Strangely, that's the way things were now. Through a carefully administered regimen of neglect and apathy, he had learned to disregard the larger things in life almost completely, but the smallest imperfection could wrap its jaws around him with the accelerating panic of a wounded animal.

He tried to rid himself of this latest threat to his euphoric disorder by reciting an all-occasions mantra specifically developed for such emergencies: Don't give a good goddamn don't give a good goddamn don't give a good goddamn. He looked at his drink again. The discoloration was just as urgent. Pistol Pete's was going to need fixing.

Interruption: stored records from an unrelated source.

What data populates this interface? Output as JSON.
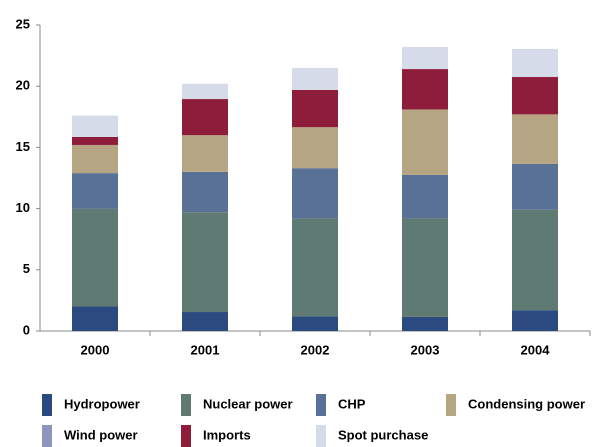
{
  "chart_data": {
    "type": "stacked_bar",
    "categories": [
      "2000",
      "2001",
      "2002",
      "2003",
      "2004"
    ],
    "series": [
      {
        "name": "Hydropower",
        "color": "#2a4a80",
        "values": [
          2.0,
          1.55,
          1.2,
          1.15,
          1.7
        ]
      },
      {
        "name": "Nuclear power",
        "color": "#5f7a72",
        "values": [
          8.0,
          8.15,
          8.0,
          8.05,
          8.2
        ]
      },
      {
        "name": "CHP",
        "color": "#5a7196",
        "values": [
          2.9,
          3.3,
          4.1,
          3.55,
          3.75
        ]
      },
      {
        "name": "Condensing power",
        "color": "#b5a583",
        "values": [
          2.3,
          3.0,
          3.35,
          5.35,
          4.05
        ]
      },
      {
        "name": "Wind power",
        "color": "#8e95bd",
        "values": [
          0,
          0,
          0,
          0,
          0
        ]
      },
      {
        "name": "Imports",
        "color": "#8e1d3b",
        "values": [
          0.65,
          2.95,
          3.05,
          3.3,
          3.05
        ]
      },
      {
        "name": "Spot purchase",
        "color": "#d5dbe8",
        "values": [
          1.75,
          1.25,
          1.8,
          1.8,
          2.3
        ]
      }
    ],
    "ylim": [
      0,
      25
    ],
    "yticks": [
      0,
      5,
      10,
      15,
      20,
      25
    ]
  }
}
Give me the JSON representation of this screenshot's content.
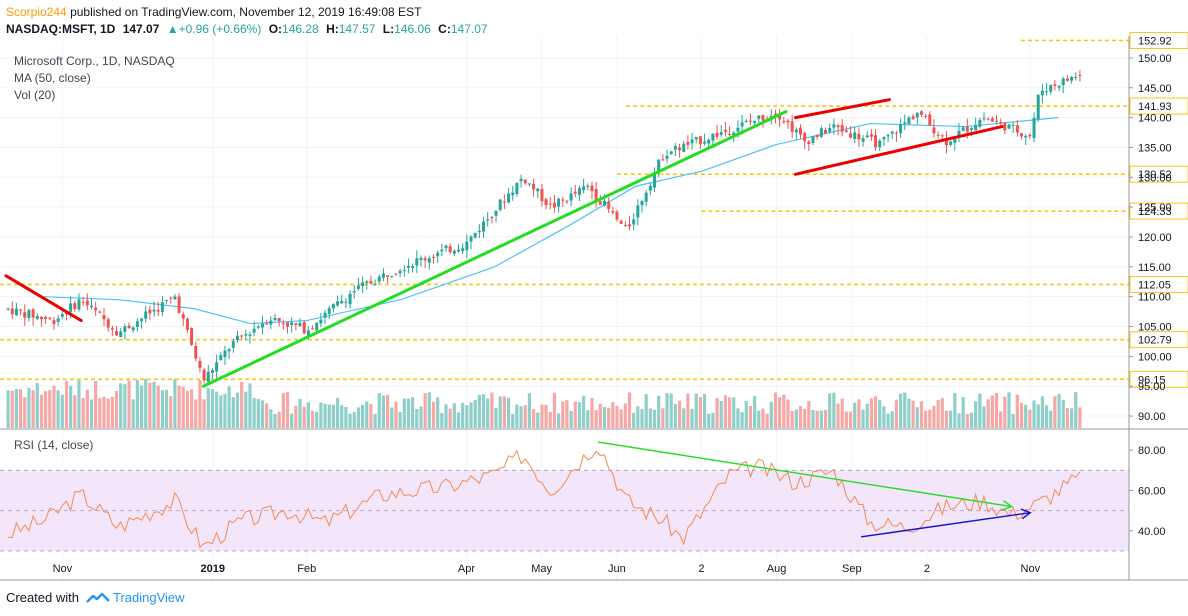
{
  "header": {
    "author": "Scorpio244",
    "published_text": "published on TradingView.com, November 12, 2019 16:49:08 EST",
    "symbol": "NASDAQ:MSFT, 1D",
    "last": "147.07",
    "change": "▲+0.96 (+0.66%)",
    "open_label": "O:",
    "open": "146.28",
    "high_label": "H:",
    "high": "147.57",
    "low_label": "L:",
    "low": "146.06",
    "close_label": "C:",
    "close": "147.07"
  },
  "indicators": {
    "title": "Microsoft Corp., 1D, NASDAQ",
    "ma": "MA (50, close)",
    "vol": "Vol (20)",
    "rsi": "RSI (14, close)"
  },
  "footer": {
    "created_with": "Created with",
    "brand": "TradingView"
  },
  "colors": {
    "up": "#26a69a",
    "down": "#ef5350",
    "vol_up": "#8fcfc9",
    "vol_down": "#f5a8a6",
    "ma": "#4fc3f7",
    "level": "#f9c715",
    "trend_green": "#22dd22",
    "trend_red": "#ee0000",
    "rsi_line": "#f48a52",
    "rsi_band": "#f3e6fb",
    "rsi_arrow_green": "#22dd22",
    "rsi_arrow_blue": "#1010cc"
  },
  "chart_data": [
    {
      "type": "candlestick",
      "title": "Microsoft Corp., 1D, NASDAQ",
      "price_axis": {
        "min": 88,
        "max": 153,
        "ticks": [
          90,
          95,
          100,
          105,
          110,
          115,
          120,
          125,
          130,
          135,
          140,
          145,
          150
        ]
      },
      "x_axis_labels": [
        "Nov",
        "2019",
        "Feb",
        "Apr",
        "May",
        "Jun",
        "2",
        "Aug",
        "Sep",
        "2",
        "Nov"
      ],
      "horizontal_levels": [
        "152.92",
        "141.93",
        "130.52",
        "124.33",
        "112.05",
        "102.79",
        "96.15"
      ],
      "moving_average": {
        "name": "MA (50, close)",
        "points": [
          [
            2018.82,
            110.0
          ],
          [
            2018.9,
            109.5
          ],
          [
            2018.98,
            108.0
          ],
          [
            2019.04,
            105.5
          ],
          [
            2019.1,
            106.0
          ],
          [
            2019.2,
            109.5
          ],
          [
            2019.3,
            115.0
          ],
          [
            2019.38,
            122.0
          ],
          [
            2019.45,
            128.5
          ],
          [
            2019.52,
            131.0
          ],
          [
            2019.6,
            135.5
          ],
          [
            2019.7,
            139.0
          ],
          [
            2019.8,
            138.5
          ],
          [
            2019.9,
            140.0
          ]
        ]
      },
      "price_path": [
        [
          2018.78,
          108.0
        ],
        [
          2018.83,
          106.0
        ],
        [
          2018.86,
          109.5
        ],
        [
          2018.9,
          104.0
        ],
        [
          2018.96,
          110.0
        ],
        [
          2018.99,
          96.0
        ],
        [
          2019.02,
          102.0
        ],
        [
          2019.06,
          106.5
        ],
        [
          2019.1,
          104.5
        ],
        [
          2019.15,
          111.0
        ],
        [
          2019.2,
          115.0
        ],
        [
          2019.27,
          119.0
        ],
        [
          2019.33,
          130.0
        ],
        [
          2019.36,
          125.0
        ],
        [
          2019.4,
          128.5
        ],
        [
          2019.44,
          121.0
        ],
        [
          2019.48,
          134.0
        ],
        [
          2019.55,
          138.0
        ],
        [
          2019.6,
          141.0
        ],
        [
          2019.63,
          136.0
        ],
        [
          2019.66,
          138.5
        ],
        [
          2019.71,
          135.5
        ],
        [
          2019.75,
          141.0
        ],
        [
          2019.78,
          136.0
        ],
        [
          2019.82,
          140.0
        ],
        [
          2019.87,
          137.0
        ],
        [
          2019.88,
          144.5
        ],
        [
          2019.92,
          147.07
        ]
      ],
      "trendlines": [
        {
          "color": "green",
          "from": [
            2018.99,
            95.0
          ],
          "to": [
            2019.61,
            141.0
          ]
        },
        {
          "color": "red",
          "from": [
            2018.78,
            113.5
          ],
          "to": [
            2018.86,
            106.0
          ]
        },
        {
          "color": "red",
          "from": [
            2019.62,
            140.0
          ],
          "to": [
            2019.72,
            143.0
          ]
        },
        {
          "color": "red",
          "from": [
            2019.62,
            130.5
          ],
          "to": [
            2019.84,
            138.5
          ]
        }
      ]
    },
    {
      "type": "line",
      "title": "RSI (14, close)",
      "y_axis": {
        "min": 28,
        "max": 90,
        "ticks": [
          40.0,
          60.0,
          80.0
        ],
        "band": [
          30,
          70
        ]
      },
      "series": [
        {
          "values": [
            [
              2018.78,
              38
            ],
            [
              2018.82,
              45
            ],
            [
              2018.86,
              58
            ],
            [
              2018.9,
              42
            ],
            [
              2018.96,
              55
            ],
            [
              2018.99,
              32
            ],
            [
              2019.03,
              45
            ],
            [
              2019.08,
              50
            ],
            [
              2019.12,
              44
            ],
            [
              2019.18,
              58
            ],
            [
              2019.25,
              62
            ],
            [
              2019.3,
              68
            ],
            [
              2019.33,
              78
            ],
            [
              2019.36,
              60
            ],
            [
              2019.41,
              84
            ],
            [
              2019.44,
              55
            ],
            [
              2019.48,
              45
            ],
            [
              2019.5,
              36
            ],
            [
              2019.55,
              68
            ],
            [
              2019.58,
              72
            ],
            [
              2019.62,
              64
            ],
            [
              2019.66,
              70
            ],
            [
              2019.7,
              44
            ],
            [
              2019.74,
              42
            ],
            [
              2019.78,
              52
            ],
            [
              2019.82,
              55
            ],
            [
              2019.85,
              48
            ],
            [
              2019.88,
              54
            ],
            [
              2019.92,
              66
            ]
          ]
        }
      ],
      "trendlines": [
        {
          "color": "green",
          "from": [
            2019.41,
            84
          ],
          "to": [
            2019.85,
            52
          ]
        },
        {
          "color": "blue",
          "from": [
            2019.69,
            37
          ],
          "to": [
            2019.87,
            49
          ]
        }
      ]
    }
  ]
}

He looked around the room. Some years earlier, when half of the motel's units were converted to weekly and monthly rentals -- a procedure the permanent guests referred to as "going condo" -- tiny kitchenettes were added. The entire modification, while raising the weekly rate thirty dollars, consisted of a waist-high refrigerator recessed under a single three-foot-long shelf. On his counter sat a toaster oven scorched to a spotty black by a succession of frozen-dinner brush fires. Surrounding it were cans of beets, okra, lima beans, and mincemeat, left, maliciously he suspected, by a string of previous tenants. Scattered between them were a few condiments, mostly the kind that came in small packets as part of a carryout meal.

He opened the refrigerator. Except for a single can of Coke, it was empty. He briefly considered the vodka-cola combination, but knew that the soft drink would be considerably more valuable as an antidote the next morning. A search of the envelope-size freezer revealed a single empty ice tray containing only a spiky coating of blue frost.